The expression patterns of MeAMY and MeBAM genes in cassava under different drought stress were also analyzed. Compare to CK, the expression levels of MeAMY1, MeAMY2, MeAMY4, MeBAM1, MeBAM3, MeBAM5, MeBAM8, and MeBAM10 genes in leaves were considerably up-regulated in the moderate drought (MD) treatment, whereas MeAMY3, MeAMY5, and MeBAM9 genes showed down-regulated (Fig. 14a). The expressions of MeAMY1, MeAMY2, and MeBAM3 genes in leaves of the severe drought treatment (HD) were significantly higher than in the MD treatment, while the expression of MeAMY4, MeBAM1, MeBAM5, MeBAM6, MeBAM8, and MeBAM10 genes decreased under HD treatment. Expression levels of MeAMY1, MeAMY2, MeAMY4, MeAMY5, MeAMY6, MeBAM3, and MeBAM8 in stems increased with drought stress level (Fig. 14b). MeAMY5 in MD treatment increased significantly and had the highest expression level among all genes, and then decreased in HD treatment in stem, whereas MeAMY2 and MeBAM3 in HD treatment had the highest expression levels. MeAMY5 showed similar trend in root as in stem (Fig. 14c). The expression of MeAMY1, MeBAM6, and MeBAM7 genes in roots showed a downward trend among all treatments, while the expression of MeAMY2 and MeBAM10 was significantly increased. MeAMY3, MeAMY4, MeAMY5, MeAMY6, MeBAM1, MeBAM2, MeBAM3, MeBAM4, MeBAM5, MeBAM8, and MeBAM9 genes were highly up-regulated in root under the MD treatment, but down-regulated under the HD treatment.

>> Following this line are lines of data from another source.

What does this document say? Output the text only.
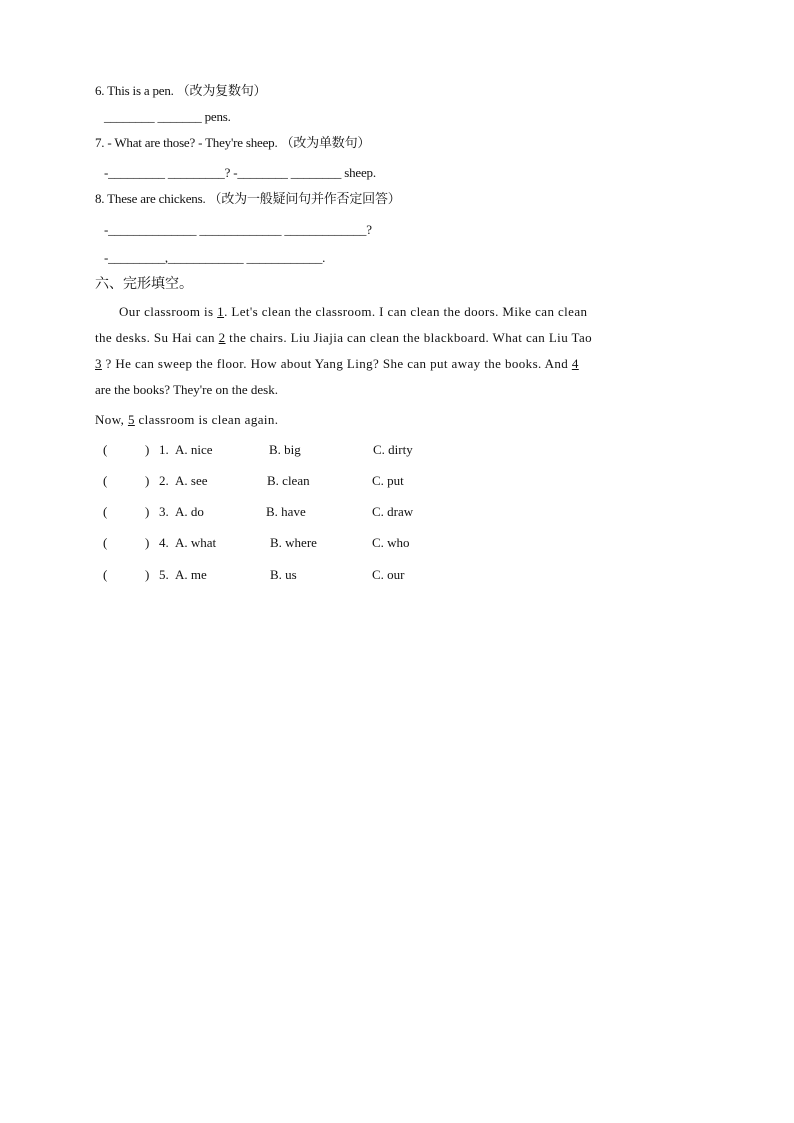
6. This is a pen. （改为复数句）
________ _______ pens.
7. - What are those? - They're sheep. （改为单数句）
-_________ _________? -________ ________ sheep.
8. These are chickens. （改为一般疑问句并作否定回答）
-______________ _____________ _____________?
-_________,____________ ____________.
六、完形填空。
Our classroom is 1. Let's clean the classroom. I can clean the doors. Mike can clean
the desks. Su Hai can 2 the chairs. Liu Jiajia can clean the blackboard. What can Liu Tao
3 ? He can sweep the floor. How about Yang Ling? She can put away the books. And 4
are the books? They're on the desk.
Now, 5 classroom is clean again.
(	) 1. A. nice	B. big	C. dirty
(	) 2. A. see	B. clean	C. put
(	) 3. A. do	B. have	C. draw
(	) 4. A. what	B. where	C. who
(	) 5. A. me	B. us	C. our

Variation of carbohydrate contents and amylase activity in cassava
The soluble sugar content and amylase activity in cassava leaves under HD treatment was higher than MD and CK, while its starch content was lower than CK and close to MD (Fig. 15a). Carbohydrates and amylase activity in stems varied similar with leaves (Fig. 15b). In roots, the soluble sugar content of HD treatment was significant higher than MD and CK, while its starch content was lower than CK and slightly higher than MD (Fig. 15c). In contrast, the amylase activity of HD treatment was significant lower than MD and CK.